Ich gehe den Gang entlang zur Bar, um dort die 20 Euro Teilnahmegebühr für den Abend zu bezahlen. Dort entdeckt mich Jana Studnicka, die Obfrau des Vereins, der “Die Schwelle” betreibt. Ich hatte mich im Vorfeld als Erstbesucherin bei ihr angemeldet. Ob ich denn nervös sei, fragt sie mich. “Nein”, antworte ich und schaue dabei unwillkürlich Richtung Boden, wie meistens, wenn ich lüge.
Jana kommt ursprünglich aus Salzburg. Für ihr Medizinstudium ist sie nach Wien gekommen und hat hier “Die Schwelle” kennengelernt, die von dem Sozialtherapeuten Reinhard Gaida vor rund fünf Jahren gegründet wurde. Mittlerweile ist Jana nicht nur Doktorin der Medizin, sondern auch Vereinsobfrau der “Schwelle”. Der Job als Ärztin kann noch warten. Derzeit ist sie hier voll eingedeckt – und sie wirkt mehr als zufrieden damit.
Während wir uns unterhalten, wandern meine Augen immer wieder zu dem Raum, in dem gleich der Playfight stattfinden wird. Sechs Matratzen sind in der Mitte des Raumes zusammengeschoben und bilden ein kuschliges Feld. Rundherum liegen und sitzen schon einige TeilnehmerInnen auf Polstern und Matten. Manche von ihnen sitzen alleine, andere haben sich zu kleinen Gruppen zusammengefunden. Sie kuscheln, streicheln und massieren einander.
Ist das hier der Beginn einer Orgie? Wird dieser Abend vielleicht meine persönlichen Grenzen überschreiten? Oder ist das, was ich sehe, einfach ungewohnt für mich?

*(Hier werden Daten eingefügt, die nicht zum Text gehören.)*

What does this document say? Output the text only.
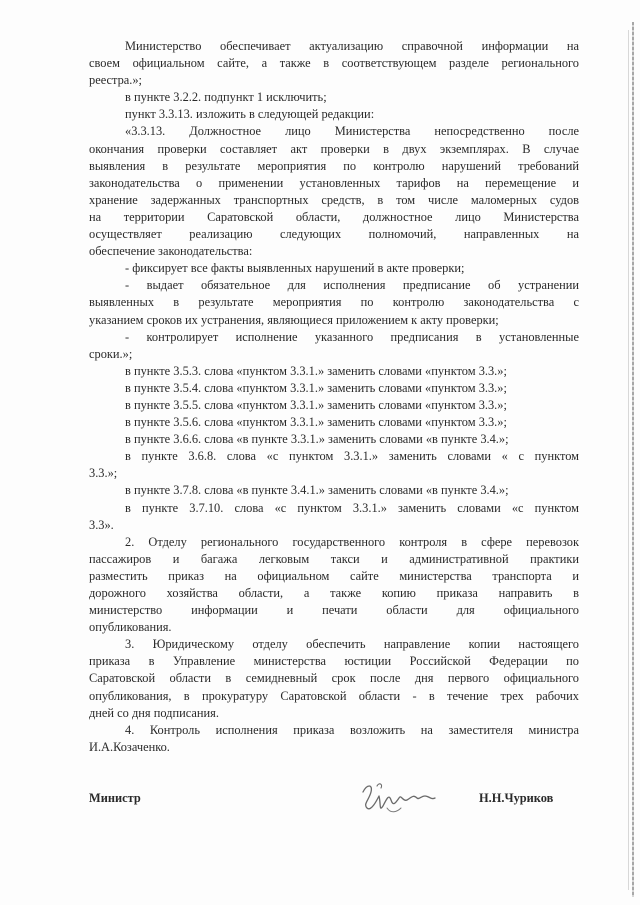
Министерство обеспечивает актуализацию справочной информации на
своем официальном сайте, а также в соответствующем разделе регионального
реестра.»;
в пункте 3.2.2. подпункт 1 исключить;
пункт 3.3.13. изложить в следующей редакции:
«3.3.13. Должностное лицо Министерства непосредственно после
окончания проверки составляет акт проверки в двух экземплярах. В случае
выявления в результате мероприятия по контролю нарушений требований
законодательства о применении установленных тарифов на перемещение и
хранение задержанных транспортных средств, в том числе маломерных судов
на территории Саратовской области, должностное лицо Министерства
осуществляет реализацию следующих полномочий, направленных на
обеспечение законодательства:
- фиксирует все факты выявленных нарушений в акте проверки;
- выдает обязательное для исполнения предписание об устранении
выявленных в результате мероприятия по контролю законодательства с
указанием сроков их устранения, являющиеся приложением к акту проверки;
- контролирует исполнение указанного предписания в установленные
сроки.»;
в пункте 3.5.3. слова «пунктом 3.3.1.» заменить словами «пунктом 3.3.»;
в пункте 3.5.4. слова «пунктом 3.3.1.» заменить словами «пунктом 3.3.»;
в пункте 3.5.5. слова «пунктом 3.3.1.» заменить словами «пунктом 3.3.»;
в пункте 3.5.6. слова «пунктом 3.3.1.» заменить словами «пунктом 3.3.»;
в пункте 3.6.6. слова «в пункте 3.3.1.» заменить словами «в пункте 3.4.»;
в пункте 3.6.8. слова «с пунктом 3.3.1.» заменить словами « с пунктом
3.3.»;
в пункте 3.7.8. слова «в пункте 3.4.1.» заменить словами «в пункте 3.4.»;
в пункте 3.7.10. слова «с пунктом 3.3.1.» заменить словами «с пунктом
3.3».
2. Отделу регионального государственного контроля в сфере перевозок
пассажиров и багажа легковым такси и административной практики
разместить приказ на официальном сайте министерства транспорта и
дорожного хозяйства области, а также копию приказа направить в
министерство информации и печати области для официального
опубликования.
3. Юридическому отделу обеспечить направление копии настоящего
приказа в Управление министерства юстиции Российской Федерации по
Саратовской области в семидневный срок после дня первого официального
опубликования, в прокуратуру Саратовской области - в течение трех рабочих
дней со дня подписания.
4. Контроль исполнения приказа возложить на заместителя министра
И.А.Козаченко.
Министр	Н.Н.Чуриков
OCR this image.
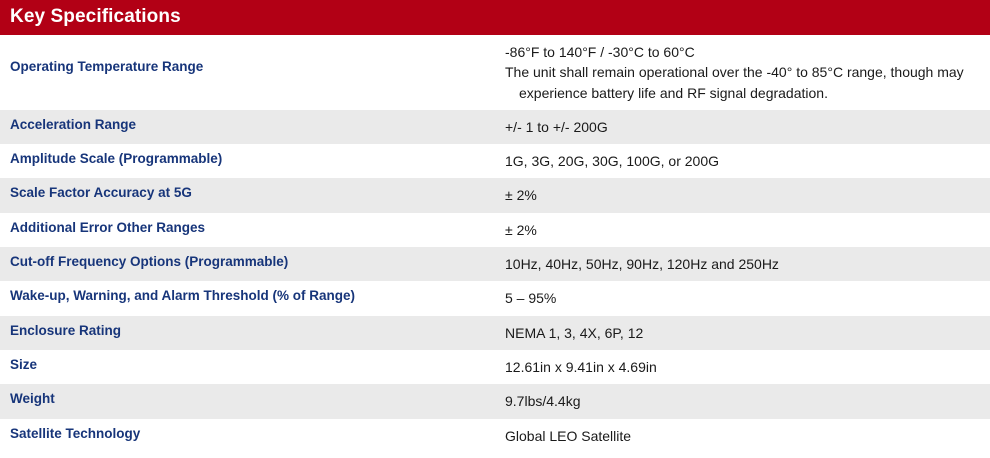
Key Specifications	
Operating Temperature Range	-86°F to 140°F / -30°C to 60°C
The unit shall remain operational over the -40° to 85°C range, though may experience battery life and RF signal degradation.

Acceleration Range	+/- 1 to +/- 200G

Amplitude Scale (Programmable)	1G, 3G, 20G, 30G, 100G, or 200G

Scale Factor Accuracy at 5G	± 2%

Additional Error Other Ranges	± 2%

Cut-off Frequency Options (Programmable)	10Hz, 40Hz, 50Hz, 90Hz, 120Hz and 250Hz

Wake-up, Warning, and Alarm Threshold (% of Range)	5 – 95%

Enclosure Rating	NEMA 1, 3, 4X, 6P, 12

Size	12.61in x 9.41in x 4.69in

Weight	9.7lbs/4.4kg

Satellite Technology	Global LEO Satellite
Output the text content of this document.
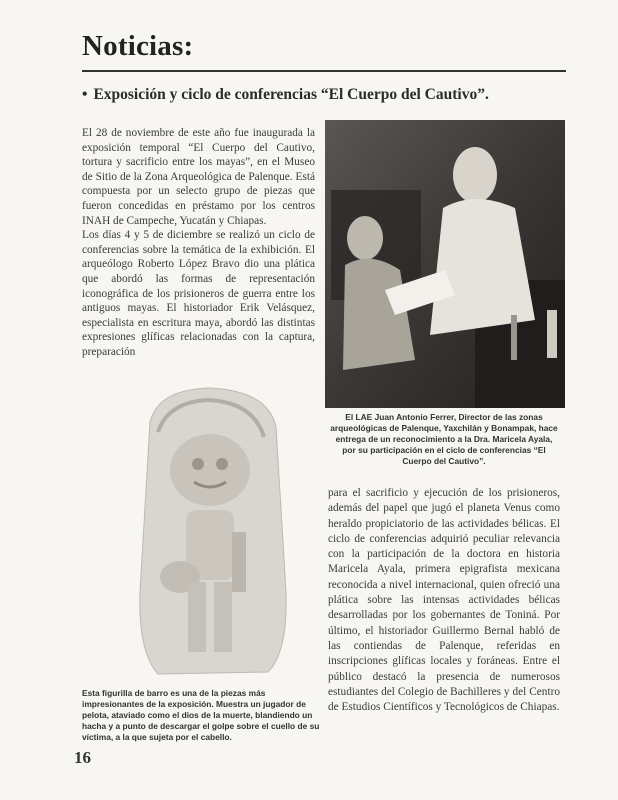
Noticias:
• Exposición y ciclo de conferencias “El Cuerpo del Cautivo”.

El 28 de noviembre de este año fue inaugurada la exposición temporal “El Cuerpo del Cautivo, tortura y sacrificio entre los mayas”, en el Museo de Sitio de la Zona Arqueológica de Palenque. Está compuesta por un selecto grupo de piezas que fueron concedidas en préstamo por los centros INAH de Campeche, Yucatán y Chiapas.

Los días 4 y 5 de diciembre se realizó un ciclo de conferencias sobre la temática de la exhibición. El arqueólogo Roberto López Bravo dio una plática que abordó las formas de representación iconográfica de los prisioneros de guerra entre los antiguos mayas. El historiador Erik Velásquez, especialista en escritura maya, abordó las distintas expresiones glíficas relacionadas con la captura, preparación

El LAE Juan Antonio Ferrer, Director de las zonas arqueológicas de Palenque, Yaxchilán y Bonampak, hace entrega de un reconocimiento a la Dra. Maricela Ayala, por su participación en el ciclo de conferencias “El Cuerpo del Cautivo”.
Esta figurilla de barro es una de la piezas más impresionantes de la exposición. Muestra un jugador de pelota, ataviado como el dios de la muerte, blandiendo un hacha y a punto de descargar el golpe sobre el cuello de su víctima, a la que sujeta por el cabello.

para el sacrificio y ejecución de los prisioneros, además del papel que jugó el planeta Venus como heraldo propiciatorio de las actividades bélicas. El ciclo de conferencias adquirió peculiar relevancia con la participación de la doctora en historia Maricela Ayala, primera epigrafista mexicana reconocida a nivel internacional, quien ofreció una plática sobre las intensas actividades bélicas desarrolladas por los gobernantes de Toniná. Por último, el historiador Guillermo Bernal habló de las contiendas de Palenque, referidas en inscripciones glíficas locales y foráneas. Entre el público destacó la presencia de numerosos estudiantes del Colegio de Bachilleres y del Centro de Estudios Científicos y Tecnológicos de Chiapas.

16
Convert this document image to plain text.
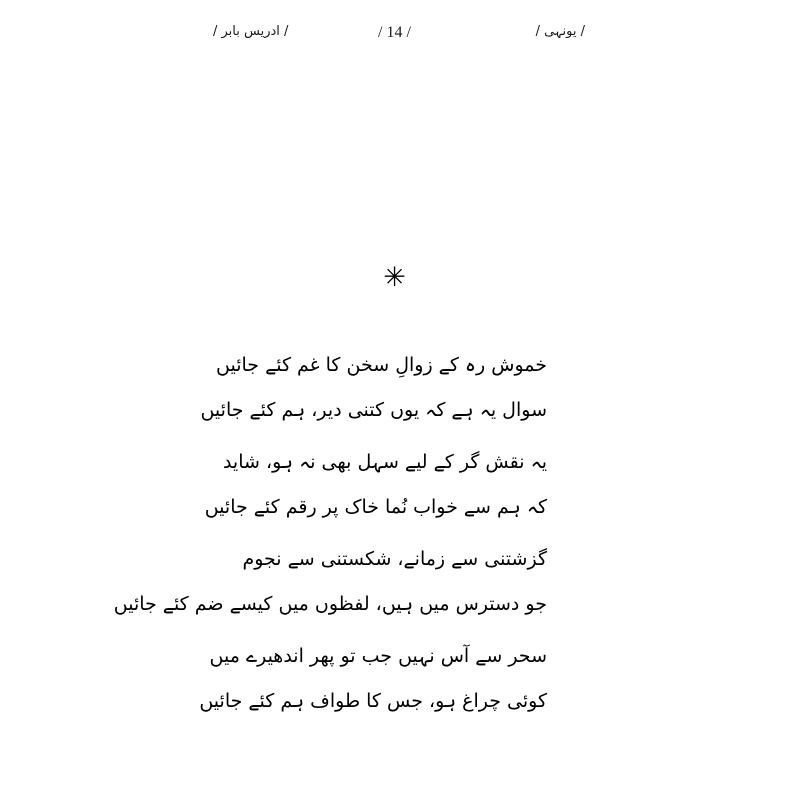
/ ادریس بابر /	/ 14 /	/ یونہی /
✳
خموش رہ کے زوالِ سخن کا غم کئے جائیں
سوال یہ ہے کہ یوں کتنی دیر، ہم کئے جائیں
یہ نقش گر کے لیے سہل بھی نہ ہو، شاید
کہ ہم سے خواب نُما خاک پر رقم کئے جائیں
گزشتنی سے زمانے، شکستنی سے نجوم
جو دسترس میں ہیں، لفظوں میں کیسے ضم کئے جائیں
سحر سے آس نہیں جب تو پھر اندھیرے میں
کوئی چراغ ہو، جس کا طواف ہم کئے جائیں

Mir wird unwohl. Die verschlungenen Grüppchen wirken sektenhaft auf mich und ich denke unwillkürlich wieder an Eyes Wide Shut. Es fällt mir schwer, meine Eindrücke einzuordnen: Ist das hier der Beginn einer Orgie? Wird dieser Abend vielleicht meine persönlichen Grenzen überschreiten? Oder ist das, was ich sehe, einfach ungewohnt für mich? Ist es möglicherweise einfach die praktische Umsetzung von Sexpositivität?
Sexpositivität heißt im Wesentlichen, dass Menschen, die Sex haben wollen, ihn nicht nur haben, sondern auch genießen sollen. Voraussetzung dafür ist das Konsensprinzip. Wenn alle Beteiligten zustimmen, soll jede (legale) Sexualpraktik ohne Scham und Stigmatisierung gelebt werden können.
Sexpositivität geht davon aus, dass Sexualität in den meisten Gesellschaften entweder verdrängt oder entlang konservativ-bürgerlicher Moralvorstellungen in Hierarchien angeordnet wird. An oberster Stelle steht dabei der Sex zwischen heterosexuellen Ehepartnern. Das ist der “normale” Sex. Alles, was davon abweicht, wird gesellschaftlich mehr oder weniger sanktioniert – von Homosexualität über Gender-Diversität bis hin zu Sexualpraktiken wie BDSM.
Vor allem Frauen kommen dabei in der Artikulation ihrer sexuellen Bedürfnisse oft zu kurz. Hier setzt sexpositiver Feminismus an. Sexualität wird als etwas Politisches gesehen, weil sich darin die gesellschaftlichen Machtverhältnisse widerspiegeln.
Sexpositive Räume wollen vor diesem Hintergrund vor allem Platz für die Frage schaffen: Welche Form der Sexualität möchte ich wirklich leben? Und erst in weiterer Folge wollen sie auch den Raum bieten, diese Sexualität auszuleben.
Ich komme mir ein bisschen fehl am Platz vor, wie eine Voyeurin ihrer Intimität.
Jetzt geht es los. Rund 30 Menschen sitzen an diesem Abend um das Matratzenlager in der Mitte des Raumes. Der Gründer der “Schwelle” erklärt zu Beginn den Ablauf des Playfights: Eine Person begibt sich in die Mitte und fordert von dort jemanden zum Kampf auf. Die geforderte Person entscheidet dann, ob sie die Einladung annimmt oder ablehnt. Ein Kampf dauert so lange, bis die beiden Beteiligten genug haben. Oder bis eine Person “Stopp” sagt. Wann auch immer, warum auch immer. Abgesehen davon ist alles, was im Kampf gewünscht ist, auch erlaubt.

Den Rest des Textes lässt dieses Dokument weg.